Thursday 29 October 2015
Batman and Robin, Ant and Dec, Torville and Dean, Ben and Jerry, Thelma and Louise. Great partnership working makes it all look so easy. If only it was so easy for the rest of us. Partnership working is, normally, not that interesting. And so, the latest inspection of local criminal justice partnerships, ‘Working in Step?’, was pushed off the front-page by stop and search and President Xi’s visit.
That is unsurprising in one sense: when everything is stripped away, what partnership really means is people sharing information and talking to each other – something more likely to conjure images of dusty rooms and flipcharts than flashing lights and car chases. But the quality of these exchanges matter. So when the HMIC says that Local Criminal Justice Partnerships (LCJP) aren’t functioning properly, we should sit up and take notice.

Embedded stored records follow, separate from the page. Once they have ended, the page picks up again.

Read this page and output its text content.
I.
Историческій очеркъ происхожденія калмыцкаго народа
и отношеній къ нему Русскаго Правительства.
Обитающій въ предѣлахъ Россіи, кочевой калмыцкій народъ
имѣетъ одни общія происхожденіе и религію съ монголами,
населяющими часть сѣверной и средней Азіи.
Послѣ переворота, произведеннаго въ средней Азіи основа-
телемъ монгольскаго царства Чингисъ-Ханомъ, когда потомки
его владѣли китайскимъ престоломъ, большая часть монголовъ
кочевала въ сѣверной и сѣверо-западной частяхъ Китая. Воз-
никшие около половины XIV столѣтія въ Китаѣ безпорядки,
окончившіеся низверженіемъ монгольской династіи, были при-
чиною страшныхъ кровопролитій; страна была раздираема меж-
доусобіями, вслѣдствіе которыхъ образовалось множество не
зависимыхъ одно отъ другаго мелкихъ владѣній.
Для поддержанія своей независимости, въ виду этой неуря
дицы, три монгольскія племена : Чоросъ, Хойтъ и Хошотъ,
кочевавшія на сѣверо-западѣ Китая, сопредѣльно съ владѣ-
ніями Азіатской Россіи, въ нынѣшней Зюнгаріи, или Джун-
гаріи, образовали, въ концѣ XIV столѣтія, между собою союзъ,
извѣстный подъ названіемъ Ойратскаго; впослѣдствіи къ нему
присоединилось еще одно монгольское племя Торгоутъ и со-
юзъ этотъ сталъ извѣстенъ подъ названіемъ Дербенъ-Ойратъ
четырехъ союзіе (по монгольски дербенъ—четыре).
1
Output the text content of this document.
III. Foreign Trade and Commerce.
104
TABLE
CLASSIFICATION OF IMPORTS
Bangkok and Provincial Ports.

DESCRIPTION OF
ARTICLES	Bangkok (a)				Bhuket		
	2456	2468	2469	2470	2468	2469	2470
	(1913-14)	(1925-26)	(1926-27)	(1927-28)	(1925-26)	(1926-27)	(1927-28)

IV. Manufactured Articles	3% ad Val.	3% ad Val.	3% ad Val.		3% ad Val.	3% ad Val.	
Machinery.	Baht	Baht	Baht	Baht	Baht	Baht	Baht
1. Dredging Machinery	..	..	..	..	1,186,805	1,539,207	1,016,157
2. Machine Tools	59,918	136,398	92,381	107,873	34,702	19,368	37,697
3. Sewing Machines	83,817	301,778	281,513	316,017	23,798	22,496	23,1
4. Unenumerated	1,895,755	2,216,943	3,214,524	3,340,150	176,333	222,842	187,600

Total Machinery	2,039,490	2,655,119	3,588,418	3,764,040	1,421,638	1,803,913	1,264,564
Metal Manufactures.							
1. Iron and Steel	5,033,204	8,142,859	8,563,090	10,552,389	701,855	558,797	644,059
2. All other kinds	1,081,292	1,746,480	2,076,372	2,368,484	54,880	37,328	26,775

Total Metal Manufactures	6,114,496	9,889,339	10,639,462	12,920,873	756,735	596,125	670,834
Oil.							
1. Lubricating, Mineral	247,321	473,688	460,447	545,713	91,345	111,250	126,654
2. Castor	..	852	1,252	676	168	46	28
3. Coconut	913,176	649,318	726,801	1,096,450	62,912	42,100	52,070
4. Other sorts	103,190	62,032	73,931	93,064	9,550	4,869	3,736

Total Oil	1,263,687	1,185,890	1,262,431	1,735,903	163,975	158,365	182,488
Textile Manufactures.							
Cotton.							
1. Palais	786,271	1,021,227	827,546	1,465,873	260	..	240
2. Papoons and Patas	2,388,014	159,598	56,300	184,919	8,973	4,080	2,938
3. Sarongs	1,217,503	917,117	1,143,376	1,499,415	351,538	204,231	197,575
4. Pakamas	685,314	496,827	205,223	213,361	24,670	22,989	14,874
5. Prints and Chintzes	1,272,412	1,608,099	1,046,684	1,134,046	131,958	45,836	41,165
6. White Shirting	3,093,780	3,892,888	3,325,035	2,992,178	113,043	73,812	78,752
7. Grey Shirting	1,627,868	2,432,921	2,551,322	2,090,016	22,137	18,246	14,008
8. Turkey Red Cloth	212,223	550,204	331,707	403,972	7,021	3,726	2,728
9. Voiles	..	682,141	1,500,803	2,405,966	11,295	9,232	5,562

The Criminal Justice System, to the extent that it is a ‘system’ at all, is comprised of a series of distinctive, yet interconnected agencies, none of whom can fulfil their objectives unless they cooperate. If the police arrest a suspect but don’t involve the prosecution service early enough, the case against the suspect can collapse, which leaves nobody happy. Attempting to identify and track down the five per cent of prolific offenders who drive up to half of all crime is impossible without the police, prisons and probation services sharing information about who and where they are and coordinating their activities. But according to the HMIC, criminal justice partnerships are failing to perform even the most basic joint working.
Silo mentality in the criminal justice system
First, HMIC say that in many areas they can’t even get started, failing to agree a set of priorities and objectives. It really should not be acceptable in the 21st century, with the technology and tools we have at our fingertips, for criminal justice agencies to fail to agree which crimes they are going to focus on, or which areas they will prioritise.
A second problem is that in too many parts of the country, agencies remain stuck in a silo mentality: by focusing solely on themselves they fail to appreciate the interdependencies between them, and are not incentivised to try and save money if they think the savings will flow to a different agency. Rather than coming together to agree one single view of performance, and putting pressure on each other to improve, they are more likely to hunker down into their individual bunkers, blaming each other when things go wrong.
Finally, HMIC make clear that existing LCJPs are invisible to the communities and people that rely on them. Very few people know who they are or what they are supposed to be doing. This is often explained away by the argument that such partnerships often deal with sensitive and complex information, which would make little sense to the public. This is a cop out. If the data were accessible the public would interrogate it. Without accountability, the system is destined to keep repeating the same mistakes and letting victims down in the process.
Inter-agency partnerships critical for the future of criminal justice system
There are some honourable exceptions to the picture painted in this report including partnerships in Dorset, Dyfed Powys and Staffordshire. In Dorset, for example, the criminal justice board have commissioned Crest to design and build a performance dashboard creating a single shared view of performance across the CJS and enabling agencies to hold each other to account. (Watch a video demo of the Crest performance dashboard.)
So, inter-agency partnership working might sound boring, but it’s critical to the future of the CJS. By agreeing priorities, sharing information, establishing a single picture of performance, and sharing evidence of what works, the agencies that make up the criminal justice system will be in a much better position to cut crime.